One of the most daunting aspects of striking out on your own is the inherent financial insecurity. You are exchanging constraint and stability for freedom and risk. Hesitance is normal, but it should not stop you from chasing your independence, especially when there are government agencies designed to help. One of these is the government-backed U.S. Small Business Administration or SBA. The SBA’s business financing programs “[provide] small business with an array of financing…from the smallest needs in microlending – to substantial debt and equity investment capital.” The most common SBA small business loan allotment is about $130,000-140,000. Yet they range from just $5,000 to $5,000,000.
Now I am sure you have several questions. Sure, financing is readily available, but how do you go about getting an SBA loan if you are in the process of buying a small business? Do you qualify? And if you do, should you accept SBA financing? To address these questions, consider the following five steps.
- Get Pre-qualified: When preparing to buy anything, let alone a business, you need to know what you can pay. Begin by exploring the SBA website (www.SBA.gov) to familiarize yourself with the different loan types available. Collate the documents listed there (SBA’s “Business Loan Checklist”) into a preliminary loan application packet. Then go to your nearest bank or lending institution that participates in SBA programs and meet with a lending agent. (For location suggestions, email me at email@example.com). You do not need to make any final decisions at this point. This meeting is more about making you aware of your financing options.

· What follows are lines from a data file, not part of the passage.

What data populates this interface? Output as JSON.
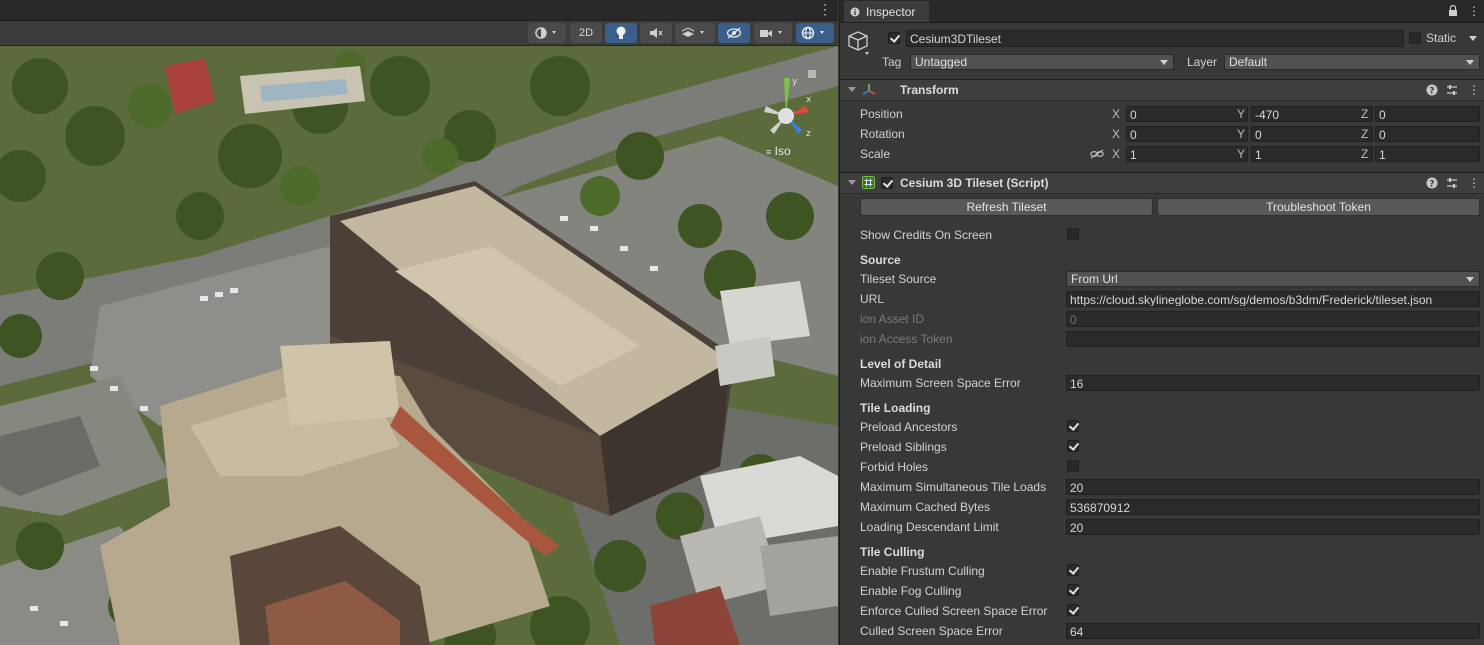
{
  "scene": {
    "menu_glyph": "⋮",
    "toolbar": {
      "mode_2d": "2D"
    }
  },
  "inspector": {
    "tab_label": "Inspector",
    "object": {
      "name": "Cesium3DTileset",
      "static_label": "Static",
      "tag_label": "Tag",
      "tag_value": "Untagged",
      "layer_label": "Layer",
      "layer_value": "Default"
    },
    "transform": {
      "title": "Transform",
      "position_label": "Position",
      "rotation_label": "Rotation",
      "scale_label": "Scale",
      "x": "X",
      "y": "Y",
      "z": "Z",
      "position": [
        "0",
        "-470",
        "0"
      ],
      "rotation": [
        "0",
        "0",
        "0"
      ],
      "scale": [
        "1",
        "1",
        "1"
      ]
    },
    "tileset": {
      "title": "Cesium 3D Tileset (Script)",
      "refresh_button": "Refresh Tileset",
      "troubleshoot_button": "Troubleshoot Token",
      "show_credits_label": "Show Credits On Screen",
      "show_credits": false,
      "source_header": "Source",
      "tileset_source_label": "Tileset Source",
      "tileset_source_value": "From Url",
      "url_label": "URL",
      "url_value": "https://cloud.skylineglobe.com/sg/demos/b3dm/Frederick/tileset.json",
      "ion_asset_label": "ion Asset ID",
      "ion_asset_value": "0",
      "ion_token_label": "ion Access Token",
      "ion_token_value": "",
      "lod_header": "Level of Detail",
      "max_sse_label": "Maximum Screen Space Error",
      "max_sse_value": "16",
      "tile_loading_header": "Tile Loading",
      "preload_ancestors_label": "Preload Ancestors",
      "preload_ancestors": true,
      "preload_siblings_label": "Preload Siblings",
      "preload_siblings": true,
      "forbid_holes_label": "Forbid Holes",
      "forbid_holes": false,
      "max_sim_loads_label": "Maximum Simultaneous Tile Loads",
      "max_sim_loads_value": "20",
      "max_cached_label": "Maximum Cached Bytes",
      "max_cached_value": "536870912",
      "loading_desc_label": "Loading Descendant Limit",
      "loading_desc_value": "20",
      "tile_culling_header": "Tile Culling",
      "frustum_label": "Enable Frustum Culling",
      "frustum": true,
      "fog_label": "Enable Fog Culling",
      "fog": true,
      "enforce_label": "Enforce Culled Screen Space Error",
      "enforce": true,
      "culled_sse_label": "Culled Screen Space Error",
      "culled_sse_value": "64"
    },
    "gizmo_iso": "Iso"
  }
}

- Understand the Deal: Simply put, know what you’re getting yourself into. Before you buy a business or accept a loan, educate yourself on the processes involved. You don’t need to know the intricacies of every step, but you should be able to converse intelligently and freely with your lending agent, broker, or private practice transitions expert. As they say, know enough to ask the right questions. Many of you may already be familiar with these processes. Fantastic! If that’s the case, please proceed to step three.
- Be Prepared to Make a Deal: This may seem obvious, but getting into the buyer mind frame is important. Are you really ready to take the plunge or would six months from now be better? Is your family ready? Will you be financing through the SBA? How much down payment can you afford now? Will you be asking the seller to finance part of the deal? Answer these questions, make a decision, and then be prepared to pivot.
- Evaluate and Develop your Strengths: Being your own boss is a big responsibility. It is not beyond you. The best small business owners are honest with themselves. They know what they’re good at and where they need to improve. You can do this, too. Make three lists: one for your business strengths, both concrete and abstract; one for your general, ‘okay’ business skills; and one for those items with which you truly struggle or have no experience at all. Be candid. If you are afraid of the numbers side of running a business, then you need to remedy that now. You will need to understand, and feel comfortable, with the deal you are about to make.
- Trust your Advisors: The President of the United States has advisors and so should you. This doesn’t mean you need an official Board of Advisors – you can have one, but it isn’t necessary depending on the scale of your proposed business. Instead, consider having a collection of confidantes, people you trust who are, frankly older, wiser, and more experienced in this type of venture than yourself. Get their opinions on your business proposal and loan options.